I'm trying to understand the stability analysis for a map of the form $$(x_{n+1}, y_{n+1}) = A(x_n,y_n)$$
Where A is a 2x2 matrix - assumed to be diagonalisable and with distinct eigenvalues. I understand there are two cases to consider:
- If $\lambda_1$ and $\lambda_2$ are real then it's clear that the general solution is $v_n = (\lambda)^n v_0$ and this is clearly stable iff $|\lambda|$ are both less than 1.
- If If $\lambda_1$ and $\lambda_2$ are a complex conjugate pair then we can write the general solution in polar coordinates (as seen here http://math.colgate.edu/~wweckesser/math312Spring05/handouts/Linear2DMaps.pdf) to a vector proportional to $r^n$ where $r = |\lambda|$ and again this is stable iff $r<1$.

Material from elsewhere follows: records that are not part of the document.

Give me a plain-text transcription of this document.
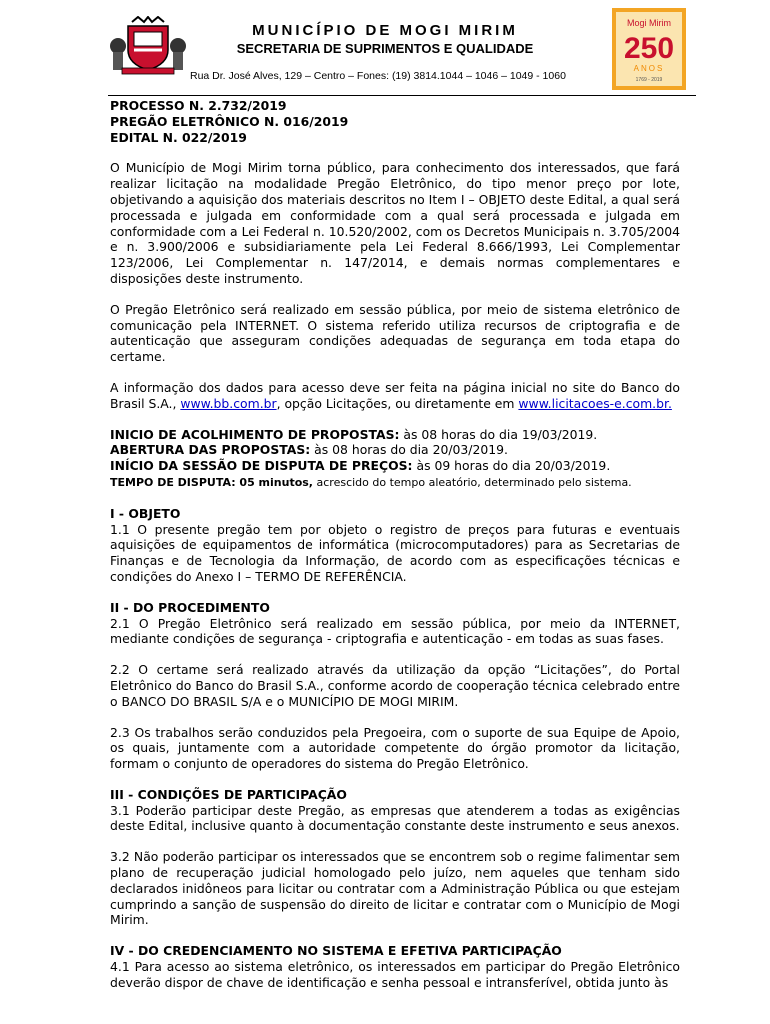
MUNICÍPIO DE MOGI MIRIM
SECRETARIA DE SUPRIMENTOS E QUALIDADE
Rua Dr. José Alves, 129 – Centro – Fones: (19) 3814.1044 – 1046 – 1049 - 1060
Mogi Mirim
250
ANOS
1769 - 2019

PROCESSO N. 2.732/2019

PREGÃO ELETRÔNICO N. 016/2019

EDITAL N. 022/2019

O Município de Mogi Mirim torna público, para conhecimento dos interessados, que fará realizar licitação na modalidade Pregão Eletrônico, do tipo menor preço por lote, objetivando a aquisição dos materiais descritos no Item I – OBJETO deste Edital, a qual será processada e julgada em conformidade com a qual será processada e julgada em conformidade com a Lei Federal n. 10.520/2002, com os Decretos Municipais n. 3.705/2004 e n. 3.900/2006 e subsidiariamente pela Lei Federal 8.666/1993, Lei Complementar 123/2006, Lei Complementar n. 147/2014, e demais normas complementares e disposições deste instrumento.

O Pregão Eletrônico será realizado em sessão pública, por meio de sistema eletrônico de comunicação pela INTERNET. O sistema referido utiliza recursos de criptografia e de autenticação que asseguram condições adequadas de segurança em toda etapa do certame.

A informação dos dados para acesso deve ser feita na página inicial no site do Banco do Brasil S.A., www.bb.com.br, opção Licitações, ou diretamente em www.licitacoes-e.com.br.

INICIO DE ACOLHIMENTO DE PROPOSTAS: às 08 horas do dia 19/03/2019.

ABERTURA DAS PROPOSTAS: às 08 horas do dia 20/03/2019.

INÍCIO DA SESSÃO DE DISPUTA DE PREÇOS: às 09 horas do dia 20/03/2019.

TEMPO DE DISPUTA: 05 minutos, acrescido do tempo aleatório, determinado pelo sistema.

I - OBJETO

1.1 O presente pregão tem por objeto o registro de preços para futuras e eventuais aquisições de equipamentos de informática (microcomputadores) para as Secretarias de Finanças e de Tecnologia da Informação, de acordo com as especificações técnicas e condições do Anexo I – TERMO DE REFERÊNCIA.

II - DO PROCEDIMENTO

2.1 O Pregão Eletrônico será realizado em sessão pública, por meio da INTERNET, mediante condições de segurança - criptografia e autenticação - em todas as suas fases.

2.2 O certame será realizado através da utilização da opção “Licitações”, do Portal Eletrônico do Banco do Brasil S.A., conforme acordo de cooperação técnica celebrado entre o BANCO DO BRASIL S/A e o MUNICÍPIO DE MOGI MIRIM.

2.3 Os trabalhos serão conduzidos pela Pregoeira, com o suporte de sua Equipe de Apoio, os quais, juntamente com a autoridade competente do órgão promotor da licitação, formam o conjunto de operadores do sistema do Pregão Eletrônico.

III - CONDIÇÕES DE PARTICIPAÇÃO

3.1 Poderão participar deste Pregão, as empresas que atenderem a todas as exigências deste Edital, inclusive quanto à documentação constante deste instrumento e seus anexos.

3.2 Não poderão participar os interessados que se encontrem sob o regime falimentar sem plano de recuperação judicial homologado pelo juízo, nem aqueles que tenham sido declarados inidôneos para licitar ou contratar com a Administração Pública ou que estejam cumprindo a sanção de suspensão do direito de licitar e contratar com o Município de Mogi Mirim.

IV - DO CREDENCIAMENTO NO SISTEMA E EFETIVA PARTICIPAÇÃO

4.1 Para acesso ao sistema eletrônico, os interessados em participar do Pregão Eletrônico deverão dispor de chave de identificação e senha pessoal e intransferível, obtida junto às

Now my confusion comes from looking at the stability of an area preserving map (E.g. the standard map http://mathworld.wolfram.com/StandardMap.html). In such a case the characteristic polynomial is: $$p(\lambda) = \lambda^2 - Tr(A)\lambda + 1$$
It's claimed in the mathworld article that $Tr(A) < 2$ i.e. the real parts of the conjugate pair are less than 1. Whereas with the stability analysis outlined above it would seem that the fixed points of an area preserving map are marginally stable as their eigenvalues lie on the unit disk?
Thanks for any help with understanding this difference!

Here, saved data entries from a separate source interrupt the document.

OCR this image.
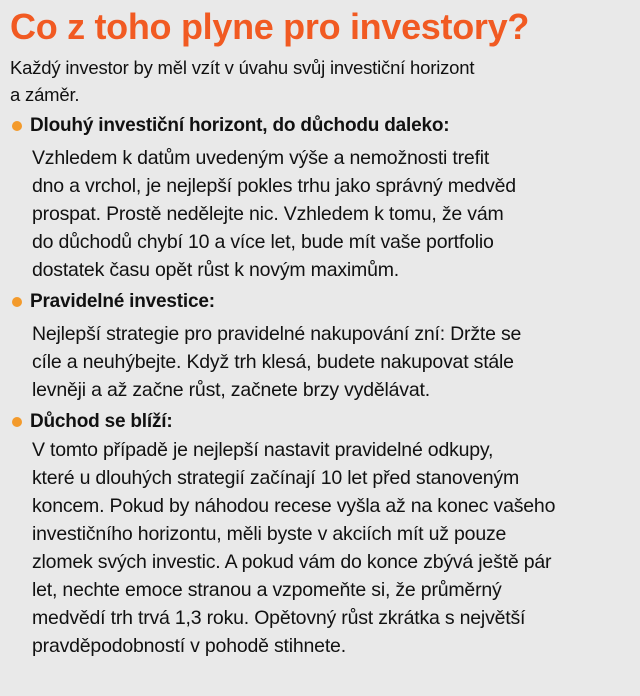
Co z toho plyne pro investory?
Každý investor by měl vzít v úvahu svůj investiční horizont
a záměr.
Dlouhý investiční horizont, do důchodu daleko:
Vzhledem k datům uvedeným výše a nemožnosti trefit
dno a vrchol, je nejlepší pokles trhu jako správný medvěd
prospat. Prostě nedělejte nic. Vzhledem k tomu, že vám
do důchodů chybí 10 a více let, bude mít vaše portfolio
dostatek času opět růst k novým maximům.
Pravidelné investice:
Nejlepší strategie pro pravidelné nakupování zní: Držte se
cíle a neuhýbejte. Když trh klesá, budete nakupovat stále
levněji a až začne růst, začnete brzy vydělávat.
Důchod se blíží:
V tomto případě je nejlepší nastavit pravidelné odkupy,
které u dlouhých strategií začínají 10 let před stanoveným
koncem. Pokud by náhodou recese vyšla až na konec vašeho
investičního horizontu, měli byste v akciích mít už pouze
zlomek svých investic. A pokud vám do konce zbývá ještě pár
let, nechte emoce stranou a vzpomeňte si, že průměrný
medvědí trh trvá 1,3 roku. Opětovný růst zkrátka s největší
pravděpodobností v pohodě stihnete.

In linear area-preserving maps the product of the eigenvalues (i.e. the determinant) lies on the unit circle. This does not imply that all the eigenvalues lie on the unit circle. You can have two real values, one within the unit circle and one outside of it. The sum of the eigenvalues (the trace of the matrix) will tell you whether or not this is the case.